FLASH FRIDAY is a weekly content series looking at the past, present and future of capital markets trading and technology. FLASH FRIDAY is sponsored by Instinet, a Nomura company.

There was uproar in Europe this week when 12 soccer clubs announced they would be forsaking their communities and centuries of history to form a European Super League. Fans were outraged that the dozen clubs would be permanent members of the league regardless of their performance, while smaller teams would lose the opportunity to reach the top level of the game. 

The scheme collapsed after the English clubs faced protests from their own supporters ahead of matches and even JP Morgan apologised for arranging the financing for the scheme, saying it had misjudged how the deal would be viewed by the soccer community. 

Three of the English clubs involved – Arsenal, Liverpool and Manchester United – are owned by Americans and there has been much commentary on the difference between European leagues, with promotion and relegation, and the protected US franchise system. Under the Trump administration there was an equally big gulf between Europe and the US on environmental, social and governance policies when he pulled the US out of the Paris Agreement to rescue emissions. 

The gap has narrowed as President Biden returned the US to the Paris climate agreement on his first day in office and named John Kerry as the US Special Presidential Envoy for Climate, a new position on the National Security Council. In addition Brian Deese, who leads the National Economic Council, was previously head of sustainable investing at BlackRock.

On Earth Day, 22 April, President Biden hosted 40 world leaders in a virtual Summit on Climate. The European Union released its taxonomy for sustainable finance and The People’s Bank of China updated its taxonomy bringing it closer to Europe. 

Financial institutions also marked Earth Day. The Glasgow Financial Alliance for Net Zero (GFANZ) was launched by Mark Carney, UN Special Envoy on Climate Action and Finance, Kerry and Janet Yellen, US Treasury Secretary. 

The alliance brings together more than a 160 firms responsible for assets in excess of $70 trillion from the leading net zero initiatives  across the financial system to accelerate the transition of the global economy to net zero emissions by 2050 at the latest.
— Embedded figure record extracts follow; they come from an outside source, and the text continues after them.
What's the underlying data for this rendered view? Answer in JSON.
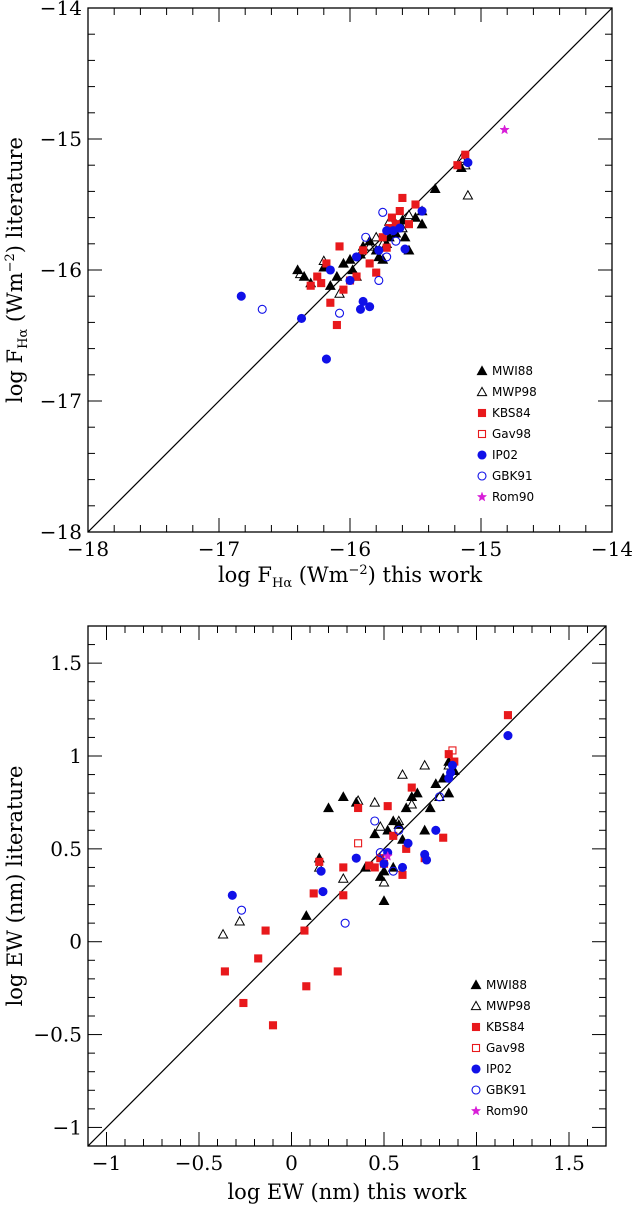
{
  "chart_data": [
    {
      "type": "scatter",
      "xlabel": "log F_Hα (Wm⁻²) this work",
      "xlabel_parts": {
        "prefix": "log F",
        "sub": "Hα",
        "unit_a": " (Wm",
        "unit_sup": "−2",
        "unit_b": ") this work"
      },
      "ylabel": "log F_Hα (Wm⁻²) literature",
      "ylabel_parts": {
        "prefix": "log F",
        "sub": "Hα",
        "unit_a": " (Wm",
        "unit_sup": "−2",
        "unit_b": ") literature"
      },
      "xlim": [
        -18,
        -14
      ],
      "ylim": [
        -18,
        -14
      ],
      "x_ticks": [
        -18,
        -17,
        -16,
        -15,
        -14
      ],
      "x_tick_labels": [
        "−18",
        "−17",
        "−16",
        "−15",
        "−14"
      ],
      "y_ticks": [
        -18,
        -17,
        -16,
        -15,
        -14
      ],
      "y_tick_labels": [
        "−18",
        "−17",
        "−16",
        "−15",
        "−14"
      ],
      "minor_step": 0.2,
      "identity_line": true,
      "legend_position": "bottom-right",
      "series": [
        {
          "name": "MWI88",
          "marker": "triangle-filled",
          "color": "#000000",
          "points": [
            [
              -16.4,
              -16.0
            ],
            [
              -16.35,
              -16.05
            ],
            [
              -16.2,
              -15.98
            ],
            [
              -16.15,
              -16.12
            ],
            [
              -16.1,
              -16.05
            ],
            [
              -16.05,
              -15.95
            ],
            [
              -16.0,
              -15.92
            ],
            [
              -15.98,
              -16.0
            ],
            [
              -15.92,
              -15.88
            ],
            [
              -15.9,
              -15.82
            ],
            [
              -15.85,
              -15.78
            ],
            [
              -15.8,
              -15.85
            ],
            [
              -15.78,
              -15.9
            ],
            [
              -15.75,
              -15.92
            ],
            [
              -15.72,
              -15.8
            ],
            [
              -15.7,
              -15.75
            ],
            [
              -15.68,
              -15.7
            ],
            [
              -15.65,
              -15.72
            ],
            [
              -15.6,
              -15.62
            ],
            [
              -15.58,
              -15.75
            ],
            [
              -15.55,
              -15.85
            ],
            [
              -15.5,
              -15.6
            ],
            [
              -15.45,
              -15.55
            ],
            [
              -15.45,
              -15.65
            ],
            [
              -15.35,
              -15.38
            ],
            [
              -15.15,
              -15.22
            ],
            [
              -16.3,
              -16.1
            ]
          ]
        },
        {
          "name": "MWP98",
          "marker": "triangle-open",
          "color": "#000000",
          "points": [
            [
              -16.38,
              -16.03
            ],
            [
              -16.2,
              -15.93
            ],
            [
              -16.08,
              -16.18
            ],
            [
              -15.95,
              -16.05
            ],
            [
              -15.85,
              -15.82
            ],
            [
              -15.8,
              -15.75
            ],
            [
              -15.75,
              -15.8
            ],
            [
              -15.7,
              -15.63
            ],
            [
              -15.65,
              -15.65
            ],
            [
              -15.6,
              -15.68
            ],
            [
              -15.55,
              -15.58
            ],
            [
              -15.15,
              -15.15
            ],
            [
              -15.12,
              -15.2
            ],
            [
              -15.1,
              -15.43
            ]
          ]
        },
        {
          "name": "KBS84",
          "marker": "square-filled",
          "color": "#e8191c",
          "points": [
            [
              -16.3,
              -16.12
            ],
            [
              -16.25,
              -16.05
            ],
            [
              -16.22,
              -16.1
            ],
            [
              -16.18,
              -15.95
            ],
            [
              -16.15,
              -16.25
            ],
            [
              -16.1,
              -16.42
            ],
            [
              -16.08,
              -15.82
            ],
            [
              -16.05,
              -16.15
            ],
            [
              -16.0,
              -16.08
            ],
            [
              -15.95,
              -16.05
            ],
            [
              -15.9,
              -15.85
            ],
            [
              -15.85,
              -15.95
            ],
            [
              -15.8,
              -16.02
            ],
            [
              -15.75,
              -15.75
            ],
            [
              -15.72,
              -15.83
            ],
            [
              -15.7,
              -15.68
            ],
            [
              -15.68,
              -15.6
            ],
            [
              -15.65,
              -15.65
            ],
            [
              -15.62,
              -15.55
            ],
            [
              -15.6,
              -15.45
            ],
            [
              -15.55,
              -15.65
            ],
            [
              -15.5,
              -15.5
            ],
            [
              -15.18,
              -15.2
            ],
            [
              -15.12,
              -15.12
            ]
          ]
        },
        {
          "name": "Gav98",
          "marker": "square-open",
          "color": "#e8191c",
          "points": []
        },
        {
          "name": "IP02",
          "marker": "circle-filled",
          "color": "#1010e8",
          "points": [
            [
              -16.83,
              -16.2
            ],
            [
              -16.37,
              -16.37
            ],
            [
              -16.18,
              -16.68
            ],
            [
              -16.15,
              -16.0
            ],
            [
              -16.0,
              -16.08
            ],
            [
              -15.92,
              -16.3
            ],
            [
              -15.95,
              -15.9
            ],
            [
              -15.9,
              -16.24
            ],
            [
              -15.85,
              -16.28
            ],
            [
              -15.78,
              -15.85
            ],
            [
              -15.72,
              -15.7
            ],
            [
              -15.67,
              -15.7
            ],
            [
              -15.62,
              -15.68
            ],
            [
              -15.58,
              -15.84
            ],
            [
              -15.45,
              -15.55
            ],
            [
              -15.1,
              -15.18
            ]
          ]
        },
        {
          "name": "GBK91",
          "marker": "circle-open",
          "color": "#1010e8",
          "points": [
            [
              -16.67,
              -16.3
            ],
            [
              -16.08,
              -16.33
            ],
            [
              -15.88,
              -15.75
            ],
            [
              -15.78,
              -16.08
            ],
            [
              -15.75,
              -15.56
            ],
            [
              -15.72,
              -15.9
            ],
            [
              -15.65,
              -15.78
            ]
          ]
        },
        {
          "name": "Rom90",
          "marker": "star",
          "color": "#d81ed8",
          "points": [
            [
              -14.82,
              -14.93
            ]
          ]
        }
      ]
    },
    {
      "type": "scatter",
      "xlabel": "log EW (nm) this work",
      "ylabel": "log EW (nm) literature",
      "xlim": [
        -1.1,
        1.7
      ],
      "ylim": [
        -1.1,
        1.7
      ],
      "x_ticks": [
        -1,
        -0.5,
        0,
        0.5,
        1,
        1.5
      ],
      "x_tick_labels": [
        "−1",
        "−0.5",
        "0",
        "0.5",
        "1",
        "1.5"
      ],
      "y_ticks": [
        -1,
        -0.5,
        0,
        0.5,
        1,
        1.5
      ],
      "y_tick_labels": [
        "−1",
        "−0.5",
        "0",
        "0.5",
        "1",
        "1.5"
      ],
      "minor_step": 0.1,
      "identity_line": true,
      "legend_position": "bottom-right",
      "series": [
        {
          "name": "MWI88",
          "marker": "triangle-filled",
          "color": "#000000",
          "points": [
            [
              0.08,
              0.14
            ],
            [
              0.15,
              0.45
            ],
            [
              0.2,
              0.72
            ],
            [
              0.28,
              0.78
            ],
            [
              0.35,
              0.75
            ],
            [
              0.4,
              0.4
            ],
            [
              0.45,
              0.58
            ],
            [
              0.48,
              0.35
            ],
            [
              0.5,
              0.22
            ],
            [
              0.52,
              0.6
            ],
            [
              0.55,
              0.65
            ],
            [
              0.58,
              0.63
            ],
            [
              0.6,
              0.55
            ],
            [
              0.62,
              0.72
            ],
            [
              0.65,
              0.78
            ],
            [
              0.68,
              0.8
            ],
            [
              0.72,
              0.6
            ],
            [
              0.75,
              0.72
            ],
            [
              0.78,
              0.85
            ],
            [
              0.82,
              0.88
            ],
            [
              0.85,
              0.8
            ],
            [
              0.88,
              0.92
            ],
            [
              0.85,
              0.97
            ],
            [
              0.5,
              0.38
            ],
            [
              0.55,
              0.4
            ]
          ]
        },
        {
          "name": "MWP98",
          "marker": "triangle-open",
          "color": "#000000",
          "points": [
            [
              -0.37,
              0.04
            ],
            [
              -0.28,
              0.11
            ],
            [
              0.15,
              0.4
            ],
            [
              0.28,
              0.34
            ],
            [
              0.36,
              0.76
            ],
            [
              0.45,
              0.75
            ],
            [
              0.48,
              0.62
            ],
            [
              0.5,
              0.32
            ],
            [
              0.58,
              0.65
            ],
            [
              0.6,
              0.9
            ],
            [
              0.65,
              0.74
            ],
            [
              0.72,
              0.95
            ],
            [
              0.8,
              0.78
            ],
            [
              0.85,
              0.95
            ]
          ]
        },
        {
          "name": "KBS84",
          "marker": "square-filled",
          "color": "#e8191c",
          "points": [
            [
              -0.36,
              -0.16
            ],
            [
              -0.26,
              -0.33
            ],
            [
              -0.18,
              -0.09
            ],
            [
              -0.14,
              0.06
            ],
            [
              -0.1,
              -0.45
            ],
            [
              0.07,
              0.06
            ],
            [
              0.08,
              -0.24
            ],
            [
              0.12,
              0.26
            ],
            [
              0.15,
              0.43
            ],
            [
              0.25,
              -0.16
            ],
            [
              0.28,
              0.4
            ],
            [
              0.28,
              0.25
            ],
            [
              0.36,
              0.72
            ],
            [
              0.42,
              0.41
            ],
            [
              0.45,
              0.4
            ],
            [
              0.48,
              0.45
            ],
            [
              0.5,
              0.42
            ],
            [
              0.52,
              0.73
            ],
            [
              0.55,
              0.57
            ],
            [
              0.6,
              0.36
            ],
            [
              0.62,
              0.5
            ],
            [
              0.65,
              0.83
            ],
            [
              0.72,
              0.45
            ],
            [
              0.82,
              0.56
            ],
            [
              0.85,
              1.01
            ],
            [
              0.88,
              0.97
            ],
            [
              1.17,
              1.22
            ]
          ]
        },
        {
          "name": "Gav98",
          "marker": "square-open",
          "color": "#e8191c",
          "points": [
            [
              0.36,
              0.53
            ],
            [
              0.87,
              1.03
            ]
          ]
        },
        {
          "name": "IP02",
          "marker": "circle-filled",
          "color": "#1010e8",
          "points": [
            [
              -0.32,
              0.25
            ],
            [
              0.16,
              0.38
            ],
            [
              0.17,
              0.27
            ],
            [
              0.35,
              0.45
            ],
            [
              0.5,
              0.42
            ],
            [
              0.52,
              0.48
            ],
            [
              0.6,
              0.4
            ],
            [
              0.63,
              0.53
            ],
            [
              0.72,
              0.47
            ],
            [
              0.73,
              0.44
            ],
            [
              0.78,
              0.6
            ],
            [
              0.85,
              0.88
            ],
            [
              0.86,
              0.91
            ],
            [
              0.87,
              0.95
            ],
            [
              1.17,
              1.11
            ]
          ]
        },
        {
          "name": "GBK91",
          "marker": "circle-open",
          "color": "#1010e8",
          "points": [
            [
              -0.27,
              0.17
            ],
            [
              0.29,
              0.1
            ],
            [
              0.45,
              0.65
            ],
            [
              0.48,
              0.48
            ],
            [
              0.5,
              0.47
            ],
            [
              0.55,
              0.38
            ],
            [
              0.58,
              0.6
            ],
            [
              0.8,
              0.78
            ]
          ]
        },
        {
          "name": "Rom90",
          "marker": "star",
          "color": "#d81ed8",
          "points": [
            [
              0.52,
              0.46
            ]
          ]
        }
      ]
    }
  ]
}
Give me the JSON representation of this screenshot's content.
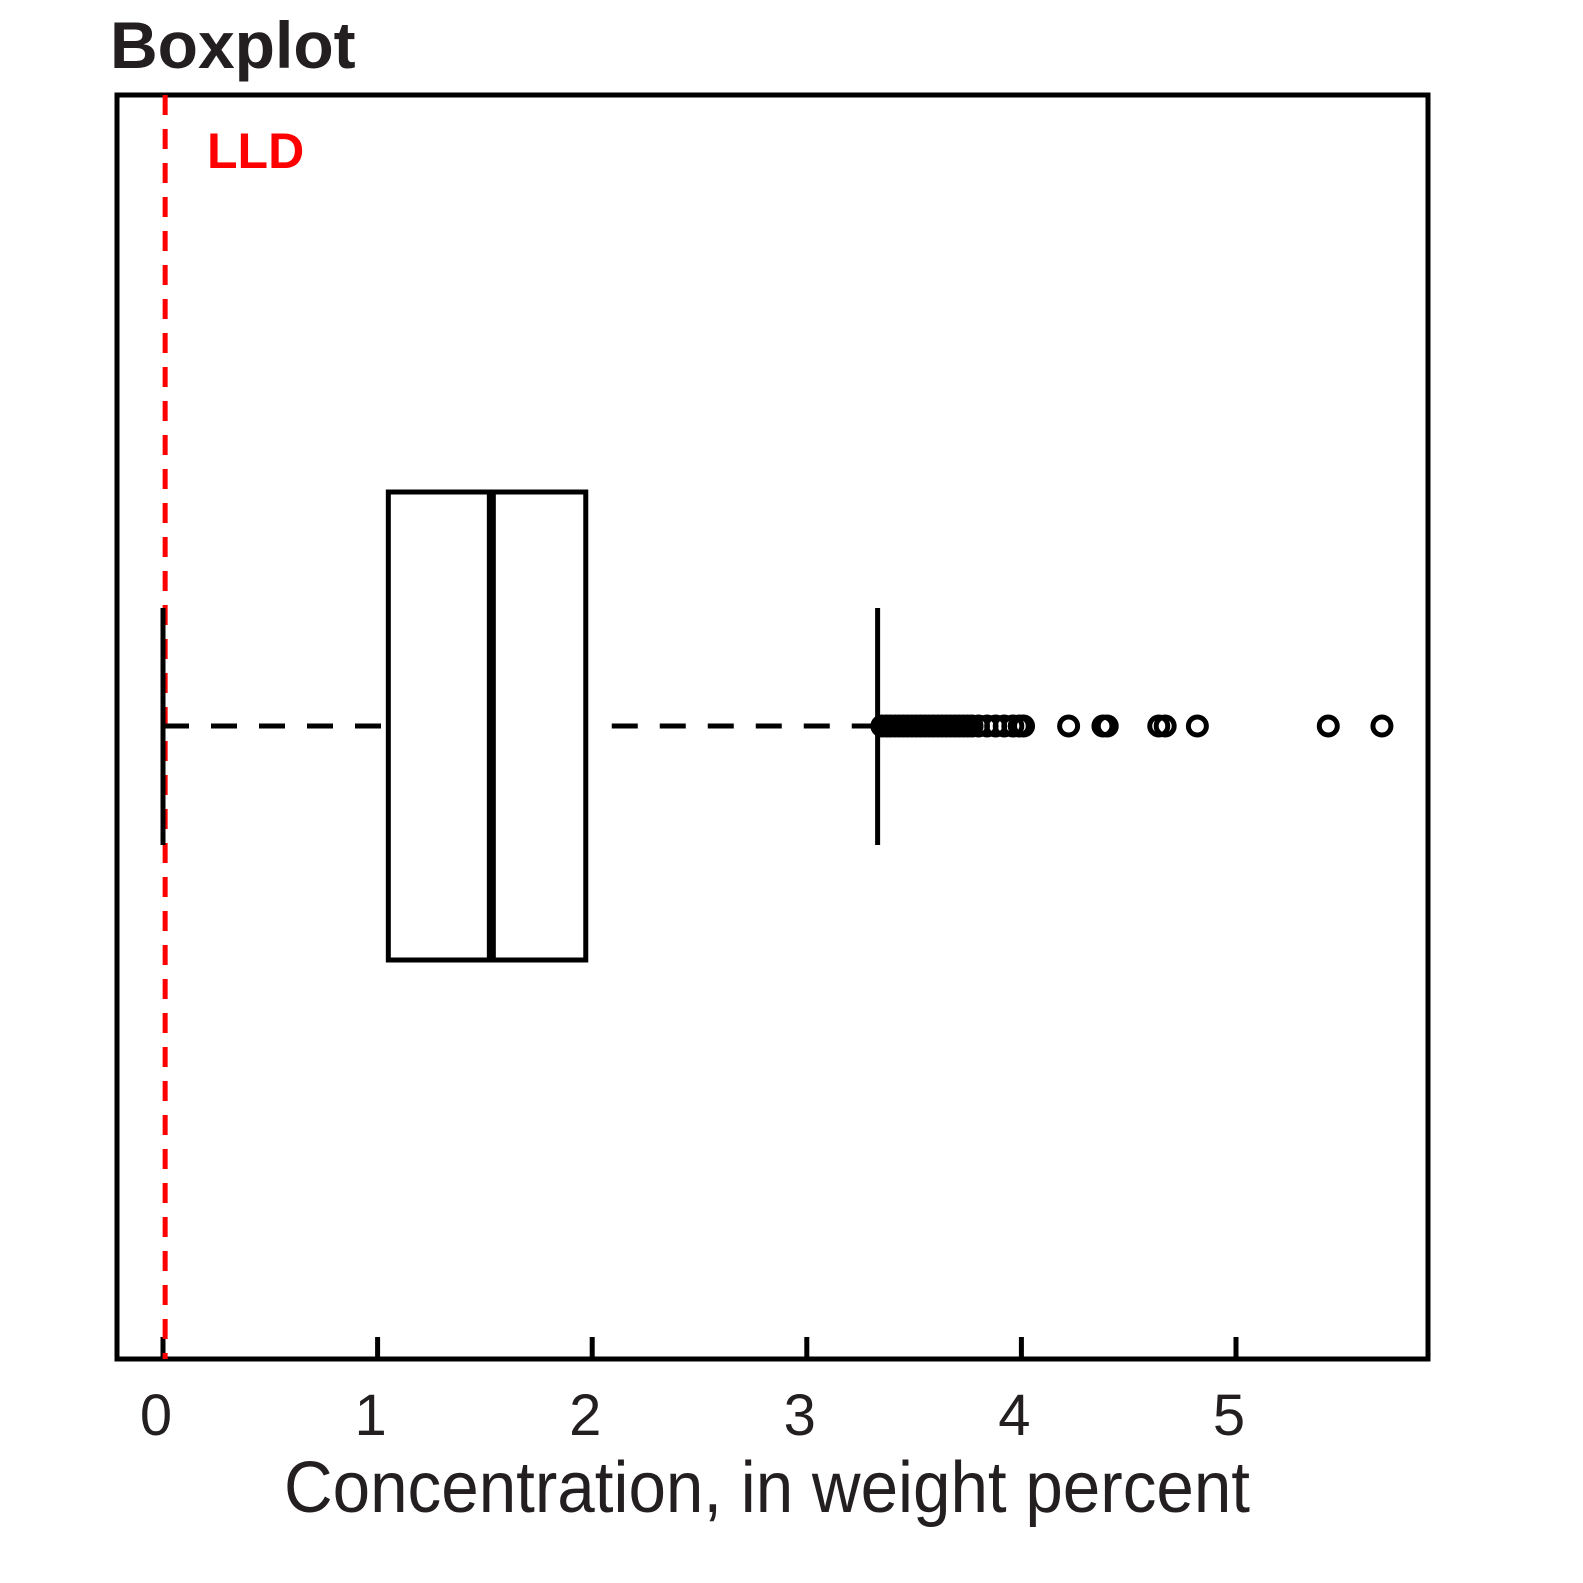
{
  "chart_data": {
    "type": "boxplot",
    "title": "Boxplot",
    "subtitle": "",
    "xlabel": "Concentration, in weight percent",
    "ylabel": "",
    "xlim": [
      -0.2,
      5.9
    ],
    "x_ticks": [
      0,
      1,
      2,
      3,
      4,
      5
    ],
    "x_tick_labels": [
      "0",
      "1",
      "2",
      "3",
      "4",
      "5"
    ],
    "orientation": "horizontal",
    "grid": false,
    "box": {
      "whisker_low": 0.0,
      "q1": 1.05,
      "median": 1.53,
      "q3": 1.97,
      "whisker_high": 3.33
    },
    "outliers": [
      3.35,
      3.37,
      3.39,
      3.41,
      3.43,
      3.45,
      3.47,
      3.49,
      3.51,
      3.53,
      3.55,
      3.57,
      3.59,
      3.61,
      3.63,
      3.65,
      3.67,
      3.69,
      3.71,
      3.73,
      3.75,
      3.77,
      3.8,
      3.84,
      3.88,
      3.92,
      3.96,
      3.99,
      4.01,
      4.22,
      4.38,
      4.4,
      4.64,
      4.67,
      4.82,
      5.43,
      5.68
    ],
    "reference_line": {
      "label": "LLD",
      "x": 0.01,
      "color": "#ff0000",
      "style": "dashed"
    },
    "colors": {
      "box": "#000000",
      "text": "#231f20",
      "reference": "#ff0000"
    }
  }
}
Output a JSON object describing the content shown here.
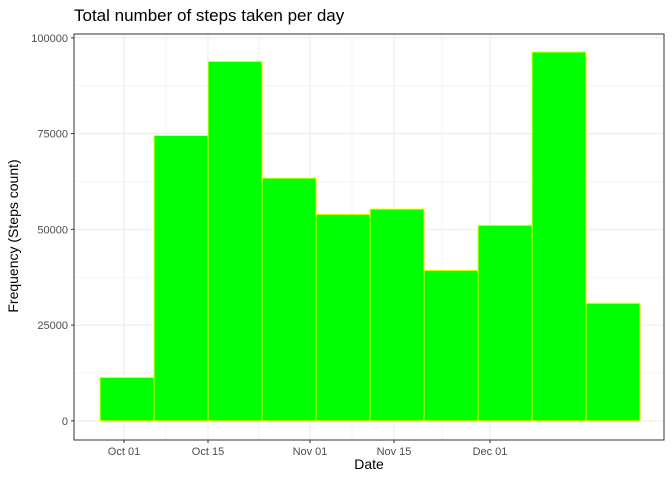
{
  "chart_data": {
    "type": "bar",
    "title": "Total number of steps taken per day",
    "xlabel": "Date",
    "ylabel": "Frequency (Steps count)",
    "x_ticks": [
      "Oct 01",
      "Oct 15",
      "Nov 01",
      "Nov 15",
      "Dec 01"
    ],
    "y_ticks": [
      "0",
      "25000",
      "50000",
      "75000",
      "100000"
    ],
    "y_tick_values": [
      0,
      25000,
      50000,
      75000,
      100000
    ],
    "bins": [
      {
        "start": "2012-09-27",
        "end": "2012-10-06",
        "value": 11352
      },
      {
        "start": "2012-10-06",
        "end": "2012-10-15",
        "value": 74497
      },
      {
        "start": "2012-10-15",
        "end": "2012-10-24",
        "value": 93850
      },
      {
        "start": "2012-10-24",
        "end": "2012-11-02",
        "value": 63385
      },
      {
        "start": "2012-11-02",
        "end": "2012-11-11",
        "value": 53934
      },
      {
        "start": "2012-11-11",
        "end": "2012-11-20",
        "value": 55300
      },
      {
        "start": "2012-11-20",
        "end": "2012-11-29",
        "value": 39307
      },
      {
        "start": "2012-11-29",
        "end": "2012-12-08",
        "value": 51047
      },
      {
        "start": "2012-12-08",
        "end": "2012-12-17",
        "value": 96311
      },
      {
        "start": "2012-12-17",
        "end": "2012-12-26",
        "value": 30705
      }
    ],
    "ylim": [
      -5000,
      101000
    ],
    "grid": true,
    "colors": {
      "fill": "#00ff00",
      "stroke": "#ffff00",
      "grid": "#ebebeb",
      "panel_border": "#333333"
    }
  }
}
It includes 

43 banks from 23 countries with assets of $28.5 trillion who have formed the Net-Zero Banking Alliance (NZBA).

State Street Global Advisors, Trillium Asset Management, and Coutts also joined the Net Zero Asset Managers Initiative bringing its membership to 87 members with assets under management representing over $37 trillion. 

However, consultant Arthur D. Little has warned that while ESG and sustainable finance are hot topics in the financial sector, much of the debate and discussion is often still too theoretical and they need to move as quickly as possible toward practical implementation. The consultant said: “We are at the beginning of a new era of ‘sustainable money,’ in which the rules of the game are going to be very different from those of the past.”

Financial institutions need to make sure they understand these new rules and the requirements of the society in which they operate. Otherwise they will find themselves suffering the same fate as the so-called Super League. A well-deserved collapse.